Urban wild ecology

The University of Melbourne, B117 Theatre, Glyn Davis Building (MSD), Masson Road, Parkville, Victoria, 3010, Australia
MapIn this public Treseder lecture, renowned Japanese architects Mio Tsuneyama and Fuminori Nousaku discuss the capitalist system of mass production and consumption that has led to environmental degradation, including ecosystem collapse and global warming. In response, they introduce the architectural theory of Urban Wild Ecology and its accompanying design methodologies rooted in practice.
They view architecture not as a mere physical structure, but as a temporary and dynamic “node” in a complex web of resources, knowledge, technology, and institutions. From this perspective, they are developing a variety of ecological architectural practices, including a bricolage approach that utilises the resources around us, construction methods rooted in traditional Japanese knowledge, and independent foundations that aim to promote a healthy subterranean environment within the urban context.
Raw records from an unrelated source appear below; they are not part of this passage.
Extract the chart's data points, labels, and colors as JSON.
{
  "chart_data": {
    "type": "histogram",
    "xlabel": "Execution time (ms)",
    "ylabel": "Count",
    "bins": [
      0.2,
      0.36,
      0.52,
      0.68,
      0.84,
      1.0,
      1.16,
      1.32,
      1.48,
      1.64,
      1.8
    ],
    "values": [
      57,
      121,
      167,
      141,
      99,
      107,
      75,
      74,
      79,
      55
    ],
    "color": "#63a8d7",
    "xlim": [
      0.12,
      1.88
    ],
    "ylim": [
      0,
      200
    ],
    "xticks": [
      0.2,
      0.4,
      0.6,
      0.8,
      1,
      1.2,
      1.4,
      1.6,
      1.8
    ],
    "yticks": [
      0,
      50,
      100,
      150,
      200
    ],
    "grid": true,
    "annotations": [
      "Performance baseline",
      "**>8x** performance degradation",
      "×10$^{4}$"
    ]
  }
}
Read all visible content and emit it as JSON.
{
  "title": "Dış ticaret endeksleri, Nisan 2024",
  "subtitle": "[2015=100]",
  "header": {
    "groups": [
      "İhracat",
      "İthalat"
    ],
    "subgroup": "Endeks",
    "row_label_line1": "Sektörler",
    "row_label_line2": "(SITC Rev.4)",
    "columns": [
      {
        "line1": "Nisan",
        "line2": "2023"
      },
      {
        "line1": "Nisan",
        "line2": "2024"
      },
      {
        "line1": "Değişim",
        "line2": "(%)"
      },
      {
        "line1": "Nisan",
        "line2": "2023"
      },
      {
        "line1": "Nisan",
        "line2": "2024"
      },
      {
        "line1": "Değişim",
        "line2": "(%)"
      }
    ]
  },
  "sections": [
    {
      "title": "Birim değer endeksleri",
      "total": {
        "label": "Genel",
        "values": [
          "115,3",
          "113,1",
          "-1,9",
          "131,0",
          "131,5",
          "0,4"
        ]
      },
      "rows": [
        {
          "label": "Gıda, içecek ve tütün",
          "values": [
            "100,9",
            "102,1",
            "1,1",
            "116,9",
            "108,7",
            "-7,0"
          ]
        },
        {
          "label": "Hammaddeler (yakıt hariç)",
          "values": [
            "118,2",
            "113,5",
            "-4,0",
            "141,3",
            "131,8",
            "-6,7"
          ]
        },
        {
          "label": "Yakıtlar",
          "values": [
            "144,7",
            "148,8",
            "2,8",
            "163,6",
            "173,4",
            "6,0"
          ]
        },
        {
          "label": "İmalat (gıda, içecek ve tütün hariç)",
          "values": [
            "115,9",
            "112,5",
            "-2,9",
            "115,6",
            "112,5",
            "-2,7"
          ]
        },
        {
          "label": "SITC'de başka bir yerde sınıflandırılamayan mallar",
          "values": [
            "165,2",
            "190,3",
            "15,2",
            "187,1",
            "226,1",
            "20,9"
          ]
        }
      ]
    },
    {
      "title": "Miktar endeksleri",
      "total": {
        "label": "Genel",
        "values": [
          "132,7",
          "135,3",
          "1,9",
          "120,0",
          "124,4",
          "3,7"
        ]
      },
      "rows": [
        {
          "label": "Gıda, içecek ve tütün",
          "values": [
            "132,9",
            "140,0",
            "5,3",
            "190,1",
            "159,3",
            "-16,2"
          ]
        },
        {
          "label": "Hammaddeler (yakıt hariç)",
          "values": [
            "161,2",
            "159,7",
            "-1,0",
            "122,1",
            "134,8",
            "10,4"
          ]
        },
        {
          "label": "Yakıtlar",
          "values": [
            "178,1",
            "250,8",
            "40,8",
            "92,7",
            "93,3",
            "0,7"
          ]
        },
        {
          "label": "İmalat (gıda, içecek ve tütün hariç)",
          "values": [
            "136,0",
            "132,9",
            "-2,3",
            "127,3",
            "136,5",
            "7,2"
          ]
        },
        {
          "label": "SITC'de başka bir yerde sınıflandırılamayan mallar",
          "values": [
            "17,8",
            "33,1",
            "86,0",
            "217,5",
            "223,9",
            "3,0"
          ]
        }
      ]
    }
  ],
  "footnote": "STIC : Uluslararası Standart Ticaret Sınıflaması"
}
These efforts present the possibility of architecture that intervenes in the environment with weak interaction, countering the dominant extractive tendencies of the building industry. They support coexistence with multiple species and enable biological and technological cycles—from production to decomposition—thereby offering a new vision for architecture and urban design. The lecture will explore both the theoretical and practical aspects of this approach.
About the speakers
Mio Tsuneyama is an architect and educator whose work bridges European and Japanese contexts. After working at Bonhôte Zapata Architectes in Switzerland, she received the Swiss Federal Government Scholarship and graduated from the École Polytechnique Fédérale de Lausanne (EPFL) in 2008. She continued her career at HHF Architects until 2012 and founded Studio mnm upon returning to Japan. Tsuneyama has held teaching positions at Tokyo University of Science, EPFL, and Columbia University, contributing to architectural discourse across cultures.
Fuminori Nousaku studied architecture at Tokyo Institute of Technology (Tokyo Tech), earning his doctorate in 2012. After working with Njiric+ Arhitekti in Croatia, he established Fuminori Nousaku Architects in 2010. He has held academic roles at Tokyo Tech, Tokyo Denki University, and Tokyo Metropolitan University, and taught internationally at the Technical University of Munich and Columbia University. He is currently Associate Professor at the Institute of Science Tokyo.
In 2024, Tsuneyama and Nousaku co-founded HOLES, a platform dedicated to ecological renovation and architectural theory. Their practice integrates lived experimentation with academic research, proposing architecture that engages the land as a living system—an urgent rethinking of design in the climate crisis era.
Mio Tsuneyama is the 2025 Robert Garland Treseder Fellow at the Faculty of Architecture, Building, and Planning. This Fellowship enables artists, business innovators, designers, policy leaders, start-ups, architects, and scholars dedicated to the development and promotion of design-based innovation to visit Melbourne.